India's Greenhouse-in-a-Box startup Kheyti wins Prince William's Earthshot Prize

Kheyti won the prize in the Protect and Restore Nature category.

India's Greenhouse-in-a-Box startup Kheyti wins Prince William's Earthshot Prize

Saturday December 03, 2022,

4 min Read

A Greenhouse-in-a-Box sustainable solution for small farmers devised by Telangana startup Kheyti has won the 1 million pounds Earthshot Prize, founded by Britain's Prince William and dubbed the Eco Oscars'.

Kheyti, one of the five winners at a gala green carpet awards ceremony in Boston on Friday night, won the prize in the Protect and Restore Nature category from hundreds of entries worldwide.

The pioneering solution for local smallholder farmers is designed to reduce costs, increase yields and protect livelihoods in a region on the frontlines of climate change.

"I believe that the Earthshot solutions you have seen this evening prove we can overcome our planet's greatest challenges, and by supporting and scaling them we can change our future," said William, the Prince of Wales.

"Alongside tonight's winners and finalists, and those to be discovered over the years to come, it's my hope the Earthshot legacy will continue to grow, helping our communities and our planet to thrive," he said.

Kheyti Co-founder and CEO Kaushik Kappagantulu said he launched the concept to help some of India's nearly 100 million small-hold farmers, among the poorest people on the planet and the most impacted by climate change.

His Greenhouse-in-a-Box offers shelter from unpredictable elements and destructive pests and the startup also trains and supports farmers to ensure their greenhouse is as effective as possible.

Kappagantulu said, "We are honoured to be recognised by The Earthshot Prize this year. The world depends on its small-hold farmers and yet their lives are amongst the hardest on earth.

"Our Greenhouse-in-a-Box is empowering farmers in India today. The steps we have already taken at Kheyti are now building to change farmers' lives at scale."

The results of the project have been described as "dramatic". Plants in the greenhouse require 98% less water than those outdoors and yields are seven times higher.

About 90% cheaper than a standard greenhouse, Kheyti's solutions are more than doubling farmers' incomes, helping them invest more in their farms and their children's education. Using less water and fewer pesticides, they are protecting the planet too.

Another Indian project, Founder and CEO Ankit Agarwal's Phool from Uttar Pradesh which converts flowers dispersed into the river Ganges into sustainable leather called Fleather, was among this year's 15 finalists worldwide projects.

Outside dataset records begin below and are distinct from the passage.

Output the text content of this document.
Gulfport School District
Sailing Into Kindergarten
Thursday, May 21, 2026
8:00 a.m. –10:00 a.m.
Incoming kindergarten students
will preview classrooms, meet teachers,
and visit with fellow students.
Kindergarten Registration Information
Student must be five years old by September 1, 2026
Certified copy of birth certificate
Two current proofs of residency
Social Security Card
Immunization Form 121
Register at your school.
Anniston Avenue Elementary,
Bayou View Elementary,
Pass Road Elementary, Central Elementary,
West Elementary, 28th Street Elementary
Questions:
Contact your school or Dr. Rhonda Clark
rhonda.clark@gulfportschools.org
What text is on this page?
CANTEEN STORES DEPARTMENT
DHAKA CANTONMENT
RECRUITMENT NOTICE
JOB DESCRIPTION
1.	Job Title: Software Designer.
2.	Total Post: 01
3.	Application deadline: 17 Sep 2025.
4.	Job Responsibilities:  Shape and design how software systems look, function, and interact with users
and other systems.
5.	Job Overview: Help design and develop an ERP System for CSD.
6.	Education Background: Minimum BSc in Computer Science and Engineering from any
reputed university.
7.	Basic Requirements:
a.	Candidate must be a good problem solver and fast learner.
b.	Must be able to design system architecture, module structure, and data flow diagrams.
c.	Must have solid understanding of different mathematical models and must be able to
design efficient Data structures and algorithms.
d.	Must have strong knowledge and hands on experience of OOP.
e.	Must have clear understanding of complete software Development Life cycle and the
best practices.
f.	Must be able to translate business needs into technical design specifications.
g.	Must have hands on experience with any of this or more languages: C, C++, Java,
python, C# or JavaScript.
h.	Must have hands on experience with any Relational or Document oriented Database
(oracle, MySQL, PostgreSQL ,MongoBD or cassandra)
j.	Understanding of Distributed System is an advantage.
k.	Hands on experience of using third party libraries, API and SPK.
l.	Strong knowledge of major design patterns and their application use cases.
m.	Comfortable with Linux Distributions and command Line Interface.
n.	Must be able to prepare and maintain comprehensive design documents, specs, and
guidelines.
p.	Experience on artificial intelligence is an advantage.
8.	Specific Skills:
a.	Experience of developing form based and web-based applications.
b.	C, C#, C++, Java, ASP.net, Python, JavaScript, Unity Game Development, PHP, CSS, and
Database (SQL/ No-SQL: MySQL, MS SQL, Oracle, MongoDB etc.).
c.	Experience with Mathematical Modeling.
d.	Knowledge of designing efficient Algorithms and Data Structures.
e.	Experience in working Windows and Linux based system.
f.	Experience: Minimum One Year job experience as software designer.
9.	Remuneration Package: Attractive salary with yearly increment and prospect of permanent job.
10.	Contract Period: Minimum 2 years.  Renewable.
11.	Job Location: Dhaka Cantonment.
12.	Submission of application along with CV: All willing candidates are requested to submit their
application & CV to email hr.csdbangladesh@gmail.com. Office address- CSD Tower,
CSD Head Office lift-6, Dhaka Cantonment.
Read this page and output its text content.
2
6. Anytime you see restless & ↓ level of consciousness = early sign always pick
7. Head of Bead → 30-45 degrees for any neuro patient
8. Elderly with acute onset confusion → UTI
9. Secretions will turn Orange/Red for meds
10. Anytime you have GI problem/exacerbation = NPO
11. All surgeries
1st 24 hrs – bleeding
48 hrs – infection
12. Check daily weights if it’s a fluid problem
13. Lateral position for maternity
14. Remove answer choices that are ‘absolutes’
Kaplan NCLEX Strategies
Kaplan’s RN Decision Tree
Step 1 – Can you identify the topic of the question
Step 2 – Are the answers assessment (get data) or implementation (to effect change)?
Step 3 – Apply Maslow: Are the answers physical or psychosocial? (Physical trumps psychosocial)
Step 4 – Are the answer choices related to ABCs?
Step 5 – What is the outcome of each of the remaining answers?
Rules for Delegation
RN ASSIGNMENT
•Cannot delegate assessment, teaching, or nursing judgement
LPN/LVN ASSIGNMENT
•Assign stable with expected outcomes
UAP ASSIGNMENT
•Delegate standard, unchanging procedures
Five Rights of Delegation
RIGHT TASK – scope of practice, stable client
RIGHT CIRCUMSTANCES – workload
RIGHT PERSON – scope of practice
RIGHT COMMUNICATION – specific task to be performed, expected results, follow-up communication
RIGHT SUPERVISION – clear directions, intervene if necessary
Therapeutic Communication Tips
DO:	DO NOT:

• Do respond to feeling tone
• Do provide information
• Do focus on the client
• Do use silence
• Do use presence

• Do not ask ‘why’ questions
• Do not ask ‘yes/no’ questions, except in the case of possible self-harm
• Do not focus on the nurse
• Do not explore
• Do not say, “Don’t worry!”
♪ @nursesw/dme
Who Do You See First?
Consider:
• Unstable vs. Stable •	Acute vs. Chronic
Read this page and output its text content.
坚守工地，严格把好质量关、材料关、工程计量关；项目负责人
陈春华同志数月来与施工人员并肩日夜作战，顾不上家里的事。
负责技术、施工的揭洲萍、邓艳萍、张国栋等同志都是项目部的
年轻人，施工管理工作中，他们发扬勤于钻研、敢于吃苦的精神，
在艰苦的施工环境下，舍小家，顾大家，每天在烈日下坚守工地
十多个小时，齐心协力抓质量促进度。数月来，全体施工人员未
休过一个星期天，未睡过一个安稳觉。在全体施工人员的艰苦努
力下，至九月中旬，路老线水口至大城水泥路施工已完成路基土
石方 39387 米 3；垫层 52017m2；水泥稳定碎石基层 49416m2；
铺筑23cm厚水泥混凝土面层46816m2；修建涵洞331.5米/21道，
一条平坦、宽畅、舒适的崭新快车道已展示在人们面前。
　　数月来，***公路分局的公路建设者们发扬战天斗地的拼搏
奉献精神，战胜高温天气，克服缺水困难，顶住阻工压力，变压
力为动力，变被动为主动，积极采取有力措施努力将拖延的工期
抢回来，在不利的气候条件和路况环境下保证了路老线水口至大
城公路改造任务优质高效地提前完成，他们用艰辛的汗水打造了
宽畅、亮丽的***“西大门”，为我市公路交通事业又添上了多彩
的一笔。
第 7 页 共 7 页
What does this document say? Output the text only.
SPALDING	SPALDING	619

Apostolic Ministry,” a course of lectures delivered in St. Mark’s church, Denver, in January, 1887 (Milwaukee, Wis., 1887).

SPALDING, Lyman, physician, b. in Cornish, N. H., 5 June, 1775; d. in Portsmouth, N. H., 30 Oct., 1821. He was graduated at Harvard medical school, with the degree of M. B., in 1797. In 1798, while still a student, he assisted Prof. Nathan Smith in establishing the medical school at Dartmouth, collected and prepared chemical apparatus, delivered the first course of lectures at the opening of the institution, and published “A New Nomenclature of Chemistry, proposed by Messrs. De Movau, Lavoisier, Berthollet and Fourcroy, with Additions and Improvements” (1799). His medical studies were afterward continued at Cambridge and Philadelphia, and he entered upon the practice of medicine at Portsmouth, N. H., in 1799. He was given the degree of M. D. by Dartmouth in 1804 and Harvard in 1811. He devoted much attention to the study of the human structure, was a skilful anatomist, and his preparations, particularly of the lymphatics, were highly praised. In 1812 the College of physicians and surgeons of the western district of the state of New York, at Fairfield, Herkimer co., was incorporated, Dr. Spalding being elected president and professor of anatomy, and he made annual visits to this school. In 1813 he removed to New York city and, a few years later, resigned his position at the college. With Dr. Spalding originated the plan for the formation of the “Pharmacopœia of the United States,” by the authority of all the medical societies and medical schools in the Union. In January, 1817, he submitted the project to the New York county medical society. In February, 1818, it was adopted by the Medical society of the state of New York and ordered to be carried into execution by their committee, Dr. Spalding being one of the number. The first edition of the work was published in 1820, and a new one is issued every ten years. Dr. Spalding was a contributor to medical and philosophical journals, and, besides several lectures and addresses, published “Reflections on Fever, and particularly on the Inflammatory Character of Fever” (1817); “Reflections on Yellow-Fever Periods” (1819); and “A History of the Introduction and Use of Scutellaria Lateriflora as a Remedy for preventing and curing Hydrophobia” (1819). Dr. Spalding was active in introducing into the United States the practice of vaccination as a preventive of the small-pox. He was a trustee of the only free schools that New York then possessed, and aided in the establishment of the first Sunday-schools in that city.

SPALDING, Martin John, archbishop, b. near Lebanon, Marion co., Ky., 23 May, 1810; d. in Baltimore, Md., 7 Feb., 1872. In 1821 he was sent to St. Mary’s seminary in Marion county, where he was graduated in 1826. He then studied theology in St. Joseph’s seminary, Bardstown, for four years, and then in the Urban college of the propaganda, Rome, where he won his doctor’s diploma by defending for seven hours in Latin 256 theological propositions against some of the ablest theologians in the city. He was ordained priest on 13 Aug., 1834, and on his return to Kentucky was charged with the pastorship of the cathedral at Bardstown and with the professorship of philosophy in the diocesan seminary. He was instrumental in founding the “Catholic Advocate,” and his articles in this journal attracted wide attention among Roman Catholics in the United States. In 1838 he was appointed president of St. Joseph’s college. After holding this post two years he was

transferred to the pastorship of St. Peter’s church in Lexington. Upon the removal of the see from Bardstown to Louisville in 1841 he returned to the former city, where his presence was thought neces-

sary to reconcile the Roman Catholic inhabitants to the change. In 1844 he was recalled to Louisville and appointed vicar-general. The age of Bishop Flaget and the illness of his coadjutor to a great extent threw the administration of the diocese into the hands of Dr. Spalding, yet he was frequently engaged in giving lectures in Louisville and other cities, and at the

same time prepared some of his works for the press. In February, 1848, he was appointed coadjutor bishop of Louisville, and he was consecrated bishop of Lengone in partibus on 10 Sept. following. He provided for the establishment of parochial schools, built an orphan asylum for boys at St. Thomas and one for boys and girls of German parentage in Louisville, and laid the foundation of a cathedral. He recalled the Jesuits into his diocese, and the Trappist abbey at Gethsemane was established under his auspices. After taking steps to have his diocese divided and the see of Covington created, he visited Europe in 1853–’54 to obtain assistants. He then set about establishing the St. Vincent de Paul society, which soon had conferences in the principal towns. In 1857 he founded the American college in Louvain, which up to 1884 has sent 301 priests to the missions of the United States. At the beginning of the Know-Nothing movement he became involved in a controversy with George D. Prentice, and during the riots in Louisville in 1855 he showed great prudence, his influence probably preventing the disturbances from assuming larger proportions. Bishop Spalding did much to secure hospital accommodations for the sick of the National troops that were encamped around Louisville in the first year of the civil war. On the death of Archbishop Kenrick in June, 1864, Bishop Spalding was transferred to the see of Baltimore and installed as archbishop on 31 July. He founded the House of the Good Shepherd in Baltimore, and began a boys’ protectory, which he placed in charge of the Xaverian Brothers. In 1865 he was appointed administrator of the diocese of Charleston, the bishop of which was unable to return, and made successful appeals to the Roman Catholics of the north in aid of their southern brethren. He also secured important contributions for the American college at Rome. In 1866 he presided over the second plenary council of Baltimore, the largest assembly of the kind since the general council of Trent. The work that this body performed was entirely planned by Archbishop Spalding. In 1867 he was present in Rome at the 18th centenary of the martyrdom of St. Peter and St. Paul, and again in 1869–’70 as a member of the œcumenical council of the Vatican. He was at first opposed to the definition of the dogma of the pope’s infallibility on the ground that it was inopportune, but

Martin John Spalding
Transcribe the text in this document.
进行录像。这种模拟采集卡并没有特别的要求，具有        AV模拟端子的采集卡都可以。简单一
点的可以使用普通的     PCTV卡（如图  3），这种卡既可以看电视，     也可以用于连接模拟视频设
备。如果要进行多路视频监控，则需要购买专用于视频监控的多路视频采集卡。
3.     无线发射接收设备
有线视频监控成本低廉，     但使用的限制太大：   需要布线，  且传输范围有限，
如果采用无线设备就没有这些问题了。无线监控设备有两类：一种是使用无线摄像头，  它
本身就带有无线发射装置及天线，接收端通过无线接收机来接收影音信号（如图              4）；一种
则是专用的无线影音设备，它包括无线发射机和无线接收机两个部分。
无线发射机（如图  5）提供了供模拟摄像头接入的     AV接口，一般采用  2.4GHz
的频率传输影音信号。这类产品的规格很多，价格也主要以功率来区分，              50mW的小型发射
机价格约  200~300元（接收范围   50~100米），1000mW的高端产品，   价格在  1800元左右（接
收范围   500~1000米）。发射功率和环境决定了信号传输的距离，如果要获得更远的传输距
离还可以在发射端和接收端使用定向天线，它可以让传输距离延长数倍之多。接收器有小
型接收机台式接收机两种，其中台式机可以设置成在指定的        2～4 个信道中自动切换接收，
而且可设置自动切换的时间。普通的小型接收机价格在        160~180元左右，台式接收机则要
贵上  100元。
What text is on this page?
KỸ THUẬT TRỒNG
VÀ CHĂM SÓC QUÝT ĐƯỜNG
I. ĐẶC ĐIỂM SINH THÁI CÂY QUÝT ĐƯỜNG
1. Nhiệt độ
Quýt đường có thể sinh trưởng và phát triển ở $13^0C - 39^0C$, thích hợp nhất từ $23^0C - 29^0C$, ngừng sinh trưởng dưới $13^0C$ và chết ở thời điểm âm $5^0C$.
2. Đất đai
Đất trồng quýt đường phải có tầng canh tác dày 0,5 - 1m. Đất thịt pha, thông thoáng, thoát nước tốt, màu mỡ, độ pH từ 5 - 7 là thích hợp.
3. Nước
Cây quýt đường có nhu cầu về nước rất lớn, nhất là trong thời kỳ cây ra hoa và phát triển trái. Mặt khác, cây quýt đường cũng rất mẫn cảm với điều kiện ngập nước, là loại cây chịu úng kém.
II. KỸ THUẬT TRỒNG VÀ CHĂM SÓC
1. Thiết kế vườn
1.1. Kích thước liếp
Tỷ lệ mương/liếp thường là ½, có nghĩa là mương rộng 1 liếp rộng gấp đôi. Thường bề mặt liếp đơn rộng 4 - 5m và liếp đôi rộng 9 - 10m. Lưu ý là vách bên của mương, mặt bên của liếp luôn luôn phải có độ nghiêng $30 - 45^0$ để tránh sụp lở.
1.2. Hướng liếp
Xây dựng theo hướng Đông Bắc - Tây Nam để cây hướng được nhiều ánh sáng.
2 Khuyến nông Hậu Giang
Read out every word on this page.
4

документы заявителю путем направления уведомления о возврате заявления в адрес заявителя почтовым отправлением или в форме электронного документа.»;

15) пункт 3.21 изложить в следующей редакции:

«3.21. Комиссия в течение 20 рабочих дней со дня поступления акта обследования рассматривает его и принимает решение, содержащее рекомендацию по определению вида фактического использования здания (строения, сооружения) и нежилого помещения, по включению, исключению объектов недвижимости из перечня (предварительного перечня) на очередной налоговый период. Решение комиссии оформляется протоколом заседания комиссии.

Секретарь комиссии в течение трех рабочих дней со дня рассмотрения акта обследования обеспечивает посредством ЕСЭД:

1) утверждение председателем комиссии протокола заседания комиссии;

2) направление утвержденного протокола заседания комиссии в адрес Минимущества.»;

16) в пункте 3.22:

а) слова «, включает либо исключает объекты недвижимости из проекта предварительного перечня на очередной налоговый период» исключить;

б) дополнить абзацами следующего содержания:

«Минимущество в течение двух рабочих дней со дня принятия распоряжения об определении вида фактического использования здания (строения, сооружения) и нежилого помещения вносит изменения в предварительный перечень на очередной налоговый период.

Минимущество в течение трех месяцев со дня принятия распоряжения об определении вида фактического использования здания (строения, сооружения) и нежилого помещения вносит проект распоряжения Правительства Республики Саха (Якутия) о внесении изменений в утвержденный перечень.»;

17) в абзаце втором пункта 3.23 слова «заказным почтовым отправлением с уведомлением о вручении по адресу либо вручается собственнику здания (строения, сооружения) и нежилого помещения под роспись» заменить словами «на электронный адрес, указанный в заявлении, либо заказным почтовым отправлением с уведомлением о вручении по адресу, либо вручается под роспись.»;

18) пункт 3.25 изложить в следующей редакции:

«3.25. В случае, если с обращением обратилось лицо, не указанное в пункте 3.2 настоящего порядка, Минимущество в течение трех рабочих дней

All 15 will receive tailored support from the Earthshot Prize Global Alliance a network of world-leading philanthropies, NGOs, and private sector businesses around the world who will help scale their solutions.

The other winners of the 2022 prizes include Mukuru Clean Stoves from Kenya in the Clean Our Air category for their processed biomass stoves; Notpla from the United Kingdom in the Build a Waste-free World category for their biodegradable plastic made out of seaweed; the Indigenous Women of the Great Barrier Reef from Australia in the Revive Our Oceans category for ocean conservation; and 44.01 from Oman in the Fix Our Climate category for a low-cost and safe alternative to traditional methods of storing carbon.

Each year, five winners are hosen for their ground-breaking solutions to five of the greatest environmental challenges facing our planet.

In its second year, the Earthshot Prize said it embarked upon an ambitious global nine-month search process, seeking out the most inspiring and innovative solutions to the greatest environmental challenges facing the planet.

Over 1,000 applications from around the world were considered, with 15 finalists from 10 countries chosen through a selection process supported by an expert advisory panel.

One of last year's winning projects was from Delhi Vidyut Mohan led Takachar, which won the prize in the "Clean our Air" category for its cheap technology innovation to convert crop residues into sellable bio-products.